Isi tulisan ini
Senang sekali, karena ikutan #maksakeunmaca alias memaksa diri membaca setiap hari, saya bisa menyelesaikan novel ini dalam waktu kurang dari seminggu. Sebenarnya ini termasuk lambat, dibandingkan anak saya yang hanya butuh beberapa jam untuk menyelesaikan membaca sebuah buku. Tapi ini prestasi buat diri sendiri yang biasanya memilih menonton daripada membaca buku.
Karena bukunya sudah selesai dibaca, saya tidak akan menuliskan insight harian dan menuliskan review lengkapnya saja. Hari ke-5 dan ke-6 saya gabung karena saya membacanya sampai berganti hari dan menyelesaikan 14 bab terakhir sekaligus (dari total 34 bab).
Oh ya untuk yang ingin membaca kesan awal dari buku Damar Hill ini bisa lihat di tulisan sebelumnya ya.
Tentang Novel Damar Hill
Novel Damar Hill ini ditulis oleh Bulan Nosarios yang lahir dan tinggal di dataran tinggi Gayo sampai dengan usia 17 tahun.

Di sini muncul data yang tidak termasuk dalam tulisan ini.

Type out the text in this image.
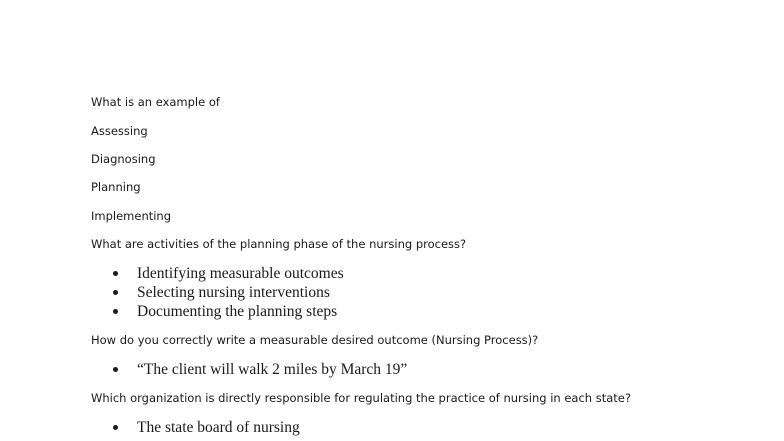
What is an example of

Assessing

Diagnosing

Planning

Implementing

What are activities of the planning phase of the nursing process?

Identifying measurable outcomes
Selecting nursing interventions
Documenting the planning steps

How do you correctly write a measurable desired outcome (Nursing Process)?

“The client will walk 2 miles by March 19”

Which organization is directly responsible for regulating the practice of nursing in each state?

The state board of nursing
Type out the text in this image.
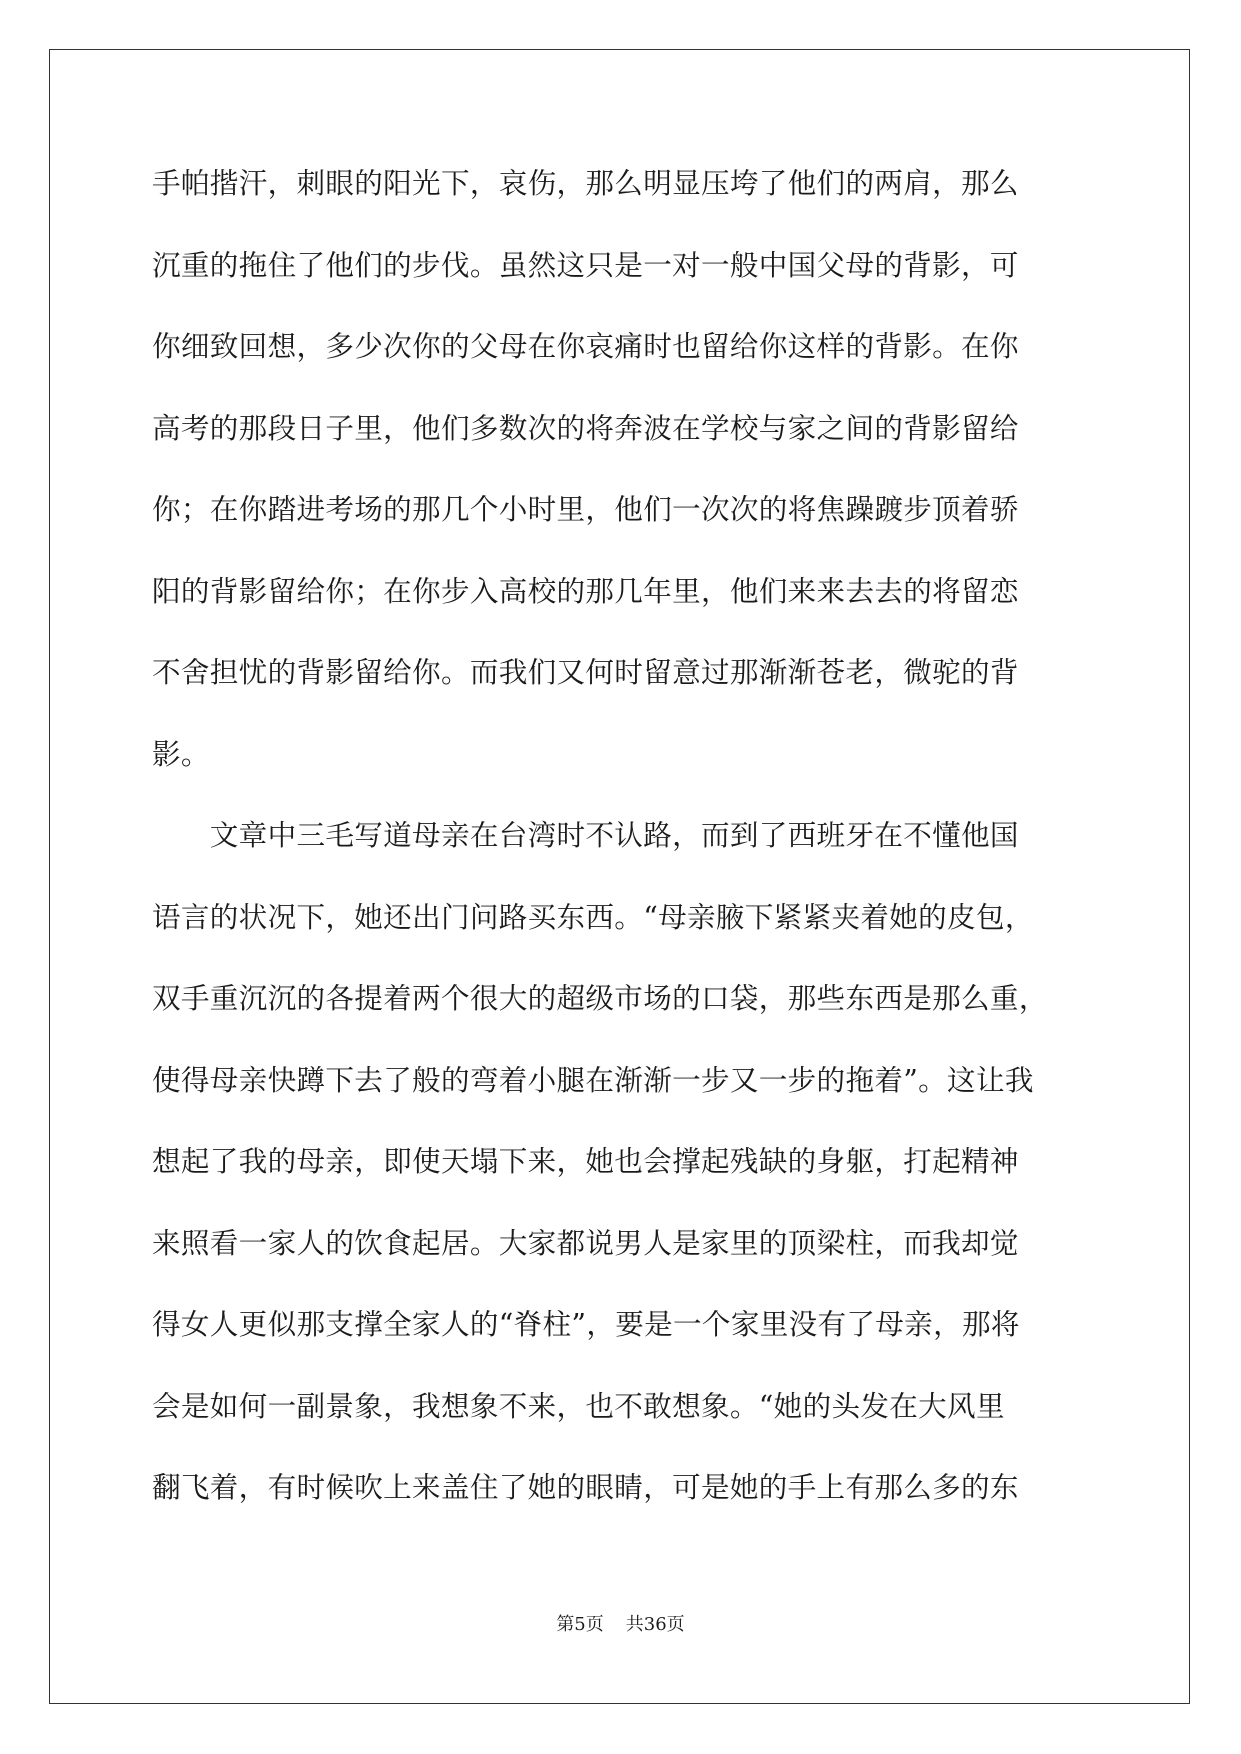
手帕揩汗，刺眼的阳光下，哀伤，那么明显压垮了他们的两肩，那么
沉重的拖住了他们的步伐。虽然这只是一对一般中国父母的背影，可
你细致回想，多少次你的父母在你哀痛时也留给你这样的背影。在你
高考的那段日子里，他们多数次的将奔波在学校与家之间的背影留给
你；在你踏进考场的那几个小时里，他们一次次的将焦躁踱步顶着骄
阳的背影留给你；在你步入高校的那几年里，他们来来去去的将留恋
不舍担忧的背影留给你。而我们又何时留意过那渐渐苍老，微驼的背
影。
　　文章中三毛写道母亲在台湾时不认路，而到了西班牙在不懂他国
语言的状况下，她还出门问路买东西。“母亲腋下紧紧夹着她的皮包，
双手重沉沉的各提着两个很大的超级市场的口袋，那些东西是那么重，
使得母亲快蹲下去了般的弯着小腿在渐渐一步又一步的拖着”。这让我
想起了我的母亲，即使天塌下来，她也会撑起残缺的身躯，打起精神
来照看一家人的饮食起居。大家都说男人是家里的顶梁柱，而我却觉
得女人更似那支撑全家人的“脊柱”，要是一个家里没有了母亲，那将
会是如何一副景象，我想象不来，也不敢想象。“她的头发在大风里
翻飞着，有时候吹上来盖住了她的眼睛，可是她的手上有那么多的东
第5页 共36页
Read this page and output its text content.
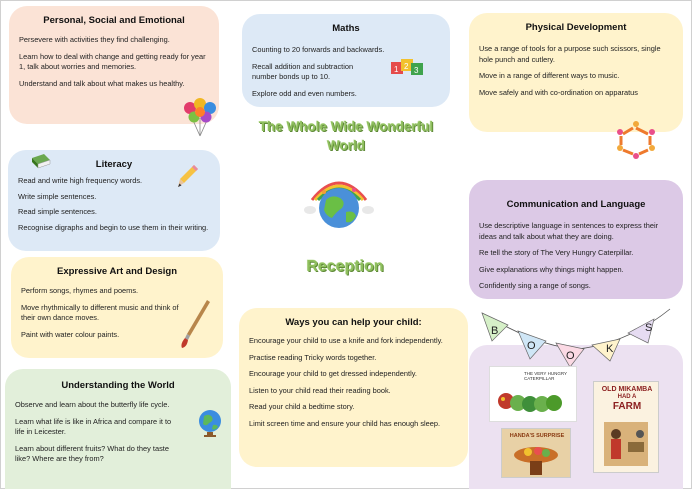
Personal, Social and Emotional

Persevere with activities they find challenging.

Learn how to deal with change and getting ready for year 1, talk about worries and memories.

Understand and talk about what makes us healthy.

Maths

Counting to 20 forwards and backwards.

Recall addition and subtraction number bonds up to 10.

Explore odd and even numbers.

1 2 3
Physical Development

Use a range of tools for a purpose such scissors, single hole punch and cutlery.

Move in a range of different ways to music.

Move safely and with co-ordination on apparatus

Literacy

Read and write high frequency words.

Write simple sentences.

Read simple sentences.

Recognise digraphs and begin to use them in their writing.

The Whole Wide Wonderful
World
Reception
Communication and Language

Use descriptive language in sentences to express their ideas and talk about what they are doing.

Re tell the story of The Very Hungry Caterpillar.

Give explanations why things might happen.

Confidently sing a range of songs.

Expressive Art and Design

Perform songs, rhymes and poems.

Move rhythmically to different music and think of their own dance moves.

Paint with water colour paints.

Understanding the World

Observe and learn about the butterfly life cycle.

Learn what life is like in Africa and compare it to life in Leicester.

Learn about different fruits? What do they taste like? Where are they from?

Ways you can help your child:

Encourage your child to use a knife and fork independently.

Practise reading Tricky words together.

Encourage your child to get dressed independently.

Listen to your child read their reading book.

Read your child a bedtime story.

Limit screen time and ensure your child has enough sleep.

B
O
O
K
S
THE VERY HUNGRY CATERPILLAR
HANDA'S SURPRISE
OLD MIKAMBA
HAD A
FARM
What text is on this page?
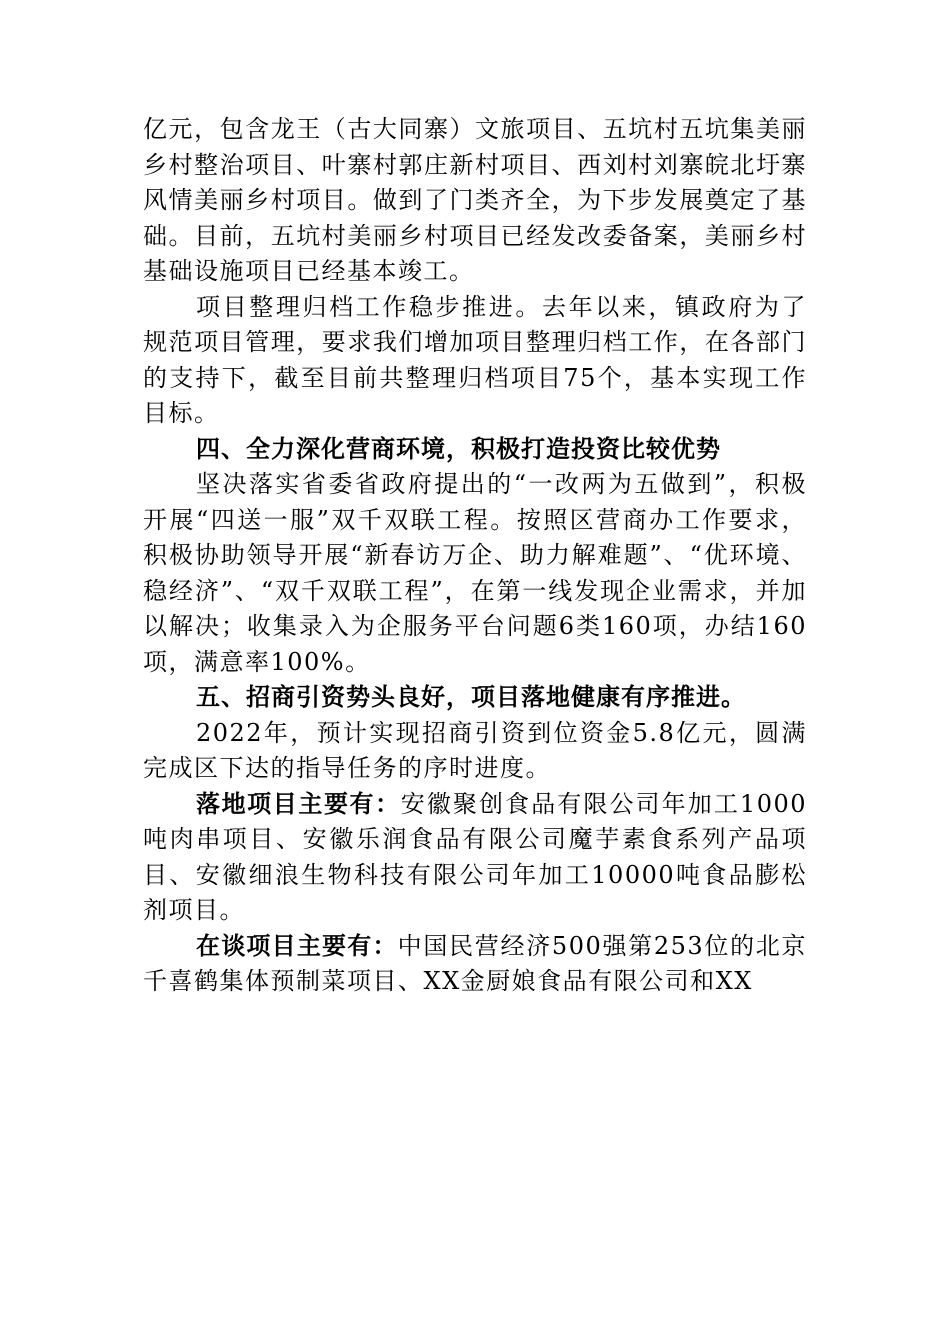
亿元，包含龙王（古大同寨）文旅项目、五坑村五坑集美丽乡村整治项目、叶寨村郭庄新村项目、西刘村刘寨皖北圩寨风情美丽乡村项目。做到了门类齐全，为下步发展奠定了基础。目前，五坑村美丽乡村项目已经发改委备案，美丽乡村基础设施项目已经基本竣工。

项目整理归档工作稳步推进。去年以来，镇政府为了规范项目管理，要求我们增加项目整理归档工作，在各部门的支持下，截至目前共整理归档项目75个，基本实现工作目标。

四、全力深化营商环境，积极打造投资比较优势

坚决落实省委省政府提出的“一改两为五做到”，积极开展“四送一服”双千双联工程。按照区营商办工作要求，积极协助领导开展“新春访万企、助力解难题”、“优环境、稳经济”、“双千双联工程”，在第一线发现企业需求，并加以解决；收集录入为企服务平台问题6类160项，办结160项，满意率100%。

五、招商引资势头良好，项目落地健康有序推进。

2022年，预计实现招商引资到位资金5.8亿元，圆满完成区下达的指导任务的序时进度。

落地项目主要有：安徽聚创食品有限公司年加工1000吨肉串项目、安徽乐润食品有限公司魔芋素食系列产品项目、安徽细浪生物科技有限公司年加工10000吨食品膨松剂项目。

在谈项目主要有：中国民营经济500强第253位的北京千喜鹤集体预制菜项目、XX金厨娘食品有限公司和XX
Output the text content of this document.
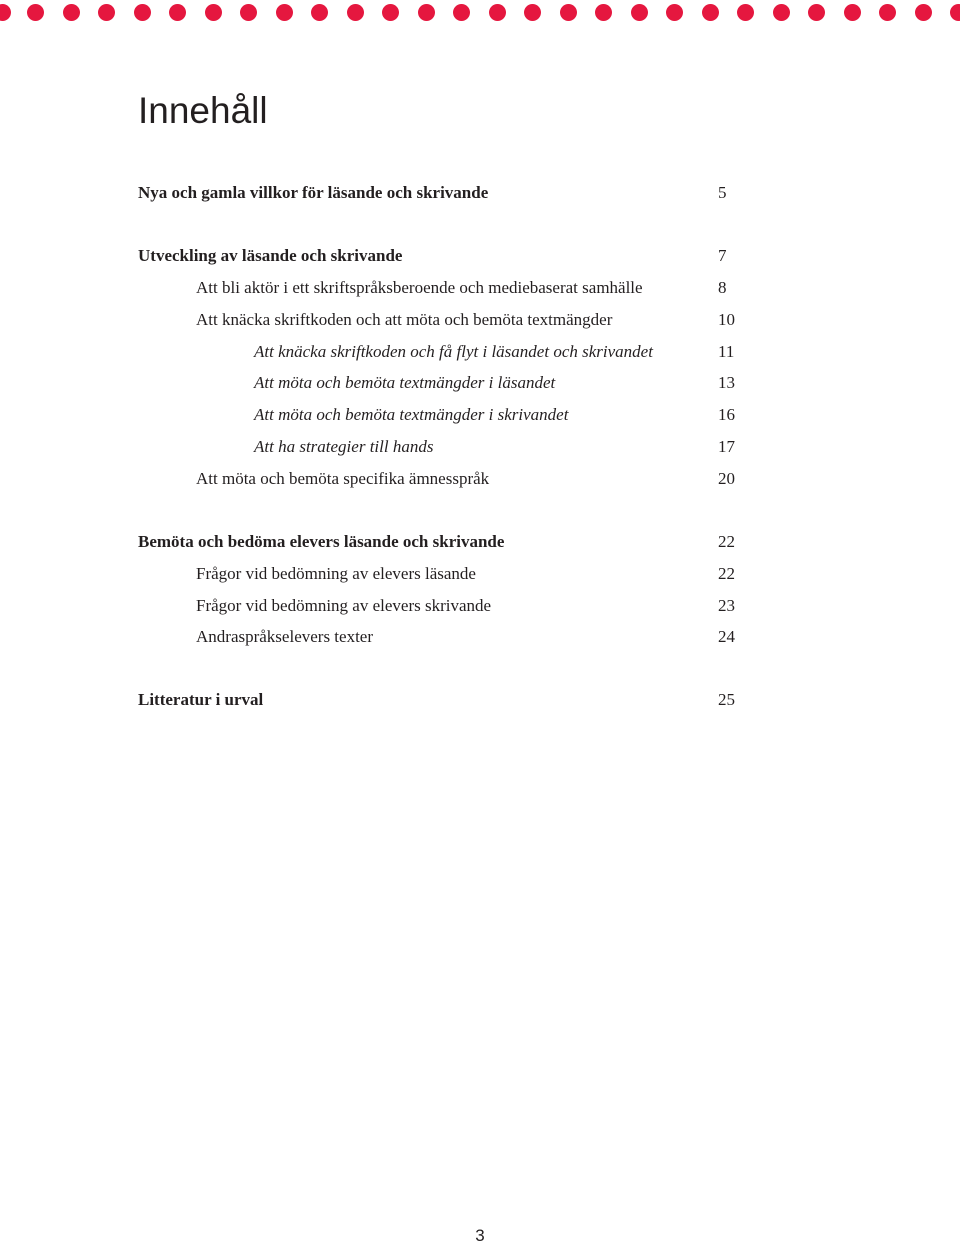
Innehåll
Nya och gamla villkor för läsande och skrivande	5
Utveckling av läsande och skrivande	7
Att bli aktör i ett skriftspråksberoende och mediebaserat samhälle	8
Att knäcka skriftkoden och att möta och bemöta textmängder	10
Att knäcka skriftkoden och få flyt i läsandet och skrivandet	11
Att möta och bemöta textmängder i läsandet	13
Att möta och bemöta textmängder i skrivandet	16
Att ha strategier till hands	17
Att möta och bemöta specifika ämnesspråk	20
Bemöta och bedöma elevers läsande och skrivande	22
Frågor vid bedömning av elevers läsande	22
Frågor vid bedömning av elevers skrivande	23
Andraspråkselevers texter	24
Litteratur i urval	25
3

Tidak heran kalau cerita yang diawali di Jakarta sebagai tempat pertemuan pertama dari tokohya kemudian sebagian besar dilanjutkan di kota Takengon.
Saya tidak kenal dengan penulisnya, tapi saya jadi menebak-nebak kalau tokoh utama dari novel ini sebagian adalah berdasarkan pengalaman penulis novel in lalu diberi nama Nadya Sera. Dalam cerita ini, digambarkan Nadya Sera juga tinggal di Takengon hanya sampai berusia 16 tahun, lalu dia pindah ke Jakarta. Bisa jadi novel ini adalah imajinasi penulis, seandainya dia pulang ke Takengon.
Novel setebal 312 halaman ini dari awal sudah memberi nuansa kalau tokohnya adalah seorang pecinta buku yang cerdas dan juga penikmat kopi yang enak. Buat saya yang suka minum kopi walaupun tidak terlalu mengenal perbedaan rasa kopi yang satu yang lain, penjelasan tentang kopi membuat saya jadi penasaran dengan kopi gayo.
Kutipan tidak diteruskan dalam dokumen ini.